Read more on common parenting mistakes at Psychology Today.
What is a ‘co-parent’?
According to Dictionary.com the definition of a co-parent is:
- a divorced or separated parent who shares equally with the other parent in the custody and care of a child.
- to share equally with another parent in the care of (a child)
- to act as a co-parent
Coparenting can mean a variety of different things. If a couple is separated or divorced, it might mean how to best take care of the children as individuals but also together successfully. Coparenting also occurs in a family where the parents are still married. Each parent shares the responsibility for the child or children equally, and their ultimate goal is to provide the best possible care as a cohesive unit.
No matter what your family looks like, communicating in a positive and effective manner is always the best way to achieve healthy family dynamics.
Having separated parents seems to be very common. Divorce rates are high and some parents are not married to begin with. In fact, even though the number has been decreasing, the CDC reports that 40.2% of births in the US in 2014 were to unmarried mothers. Of course some of these parents may still be together or continue on to get married, others will be in a situation where they are co-parenting. Co-parenting might seem difficult, and sometimes it can be, but there are ways to co-parent that can help you provide the best environment possible for your children.
Planning and communication are crucial when you are co-parenting. This article from PsychologyToday.com gives some tips on the most important things to plan for with the other parent. Here are some of the topics of focus:
- Overnight stays
- Routine time
- Activity time
- Daily decisions
- Major decisions
When planning these, the most important thing is to continue to think about what would be best for the child. Even though something may be difficult or inconvenient for you, it is the goal of the parent to put the child’s best interest first.
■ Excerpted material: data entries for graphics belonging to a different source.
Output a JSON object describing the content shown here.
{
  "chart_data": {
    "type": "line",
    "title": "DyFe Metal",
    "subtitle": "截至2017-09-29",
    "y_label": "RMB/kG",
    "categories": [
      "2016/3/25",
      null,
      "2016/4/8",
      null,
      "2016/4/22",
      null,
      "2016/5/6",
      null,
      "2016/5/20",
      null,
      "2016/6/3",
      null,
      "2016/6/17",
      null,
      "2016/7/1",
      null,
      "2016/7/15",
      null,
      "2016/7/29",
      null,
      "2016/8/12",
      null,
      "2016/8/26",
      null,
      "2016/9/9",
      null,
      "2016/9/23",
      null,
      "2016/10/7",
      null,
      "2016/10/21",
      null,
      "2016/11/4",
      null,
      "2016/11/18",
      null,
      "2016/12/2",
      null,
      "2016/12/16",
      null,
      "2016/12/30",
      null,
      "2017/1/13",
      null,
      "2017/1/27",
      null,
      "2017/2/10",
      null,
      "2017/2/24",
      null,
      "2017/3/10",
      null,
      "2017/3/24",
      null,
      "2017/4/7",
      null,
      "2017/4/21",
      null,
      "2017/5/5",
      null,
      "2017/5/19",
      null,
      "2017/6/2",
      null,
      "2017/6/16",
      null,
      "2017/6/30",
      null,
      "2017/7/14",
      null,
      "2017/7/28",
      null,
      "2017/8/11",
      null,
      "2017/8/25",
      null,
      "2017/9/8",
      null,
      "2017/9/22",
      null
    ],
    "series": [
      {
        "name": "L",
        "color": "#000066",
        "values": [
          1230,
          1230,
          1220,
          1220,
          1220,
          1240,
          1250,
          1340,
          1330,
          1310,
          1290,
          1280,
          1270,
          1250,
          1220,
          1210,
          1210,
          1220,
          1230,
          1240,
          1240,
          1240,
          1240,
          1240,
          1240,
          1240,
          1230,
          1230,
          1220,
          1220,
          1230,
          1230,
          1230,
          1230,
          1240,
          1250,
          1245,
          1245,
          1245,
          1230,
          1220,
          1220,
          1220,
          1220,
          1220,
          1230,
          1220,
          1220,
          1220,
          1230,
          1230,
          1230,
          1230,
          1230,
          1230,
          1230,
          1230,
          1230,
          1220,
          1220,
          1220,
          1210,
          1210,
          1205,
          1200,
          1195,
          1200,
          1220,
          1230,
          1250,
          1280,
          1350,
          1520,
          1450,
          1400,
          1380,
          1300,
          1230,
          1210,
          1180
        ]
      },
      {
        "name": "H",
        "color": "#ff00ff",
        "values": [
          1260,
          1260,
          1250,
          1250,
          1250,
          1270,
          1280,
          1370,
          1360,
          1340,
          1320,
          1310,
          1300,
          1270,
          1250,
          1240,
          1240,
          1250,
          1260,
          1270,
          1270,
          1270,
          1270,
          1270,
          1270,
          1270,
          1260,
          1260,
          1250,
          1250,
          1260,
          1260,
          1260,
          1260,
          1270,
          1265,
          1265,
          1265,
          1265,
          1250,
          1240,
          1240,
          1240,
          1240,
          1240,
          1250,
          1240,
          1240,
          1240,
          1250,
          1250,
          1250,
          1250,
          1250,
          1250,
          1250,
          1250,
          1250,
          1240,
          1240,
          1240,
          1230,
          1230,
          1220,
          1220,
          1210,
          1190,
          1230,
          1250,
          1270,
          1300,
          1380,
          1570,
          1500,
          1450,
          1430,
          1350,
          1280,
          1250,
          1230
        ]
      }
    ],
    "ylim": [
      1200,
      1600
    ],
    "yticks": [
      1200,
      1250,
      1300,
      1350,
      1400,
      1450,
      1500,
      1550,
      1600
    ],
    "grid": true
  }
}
Writing out a plan is a good idea. By doing this, there is no confusion as to what the expectations and goals are. There are tips to writing out a plan in the article above as well. If there is major difficulty in communication or difference in opinion between parents, it could be a good idea to have someone mediate. Sometimes counseling can help parents to work on communication with each other, whether that be throughout the parenting journey or just in the beginning.
Having minimal conflict between parents will help the child to feel more safe and secure.
There is no manual with the answers to co-parenting and there is not one right way to do it. What is most important is finding what works best for your family so that everyone involved can be their most successful self.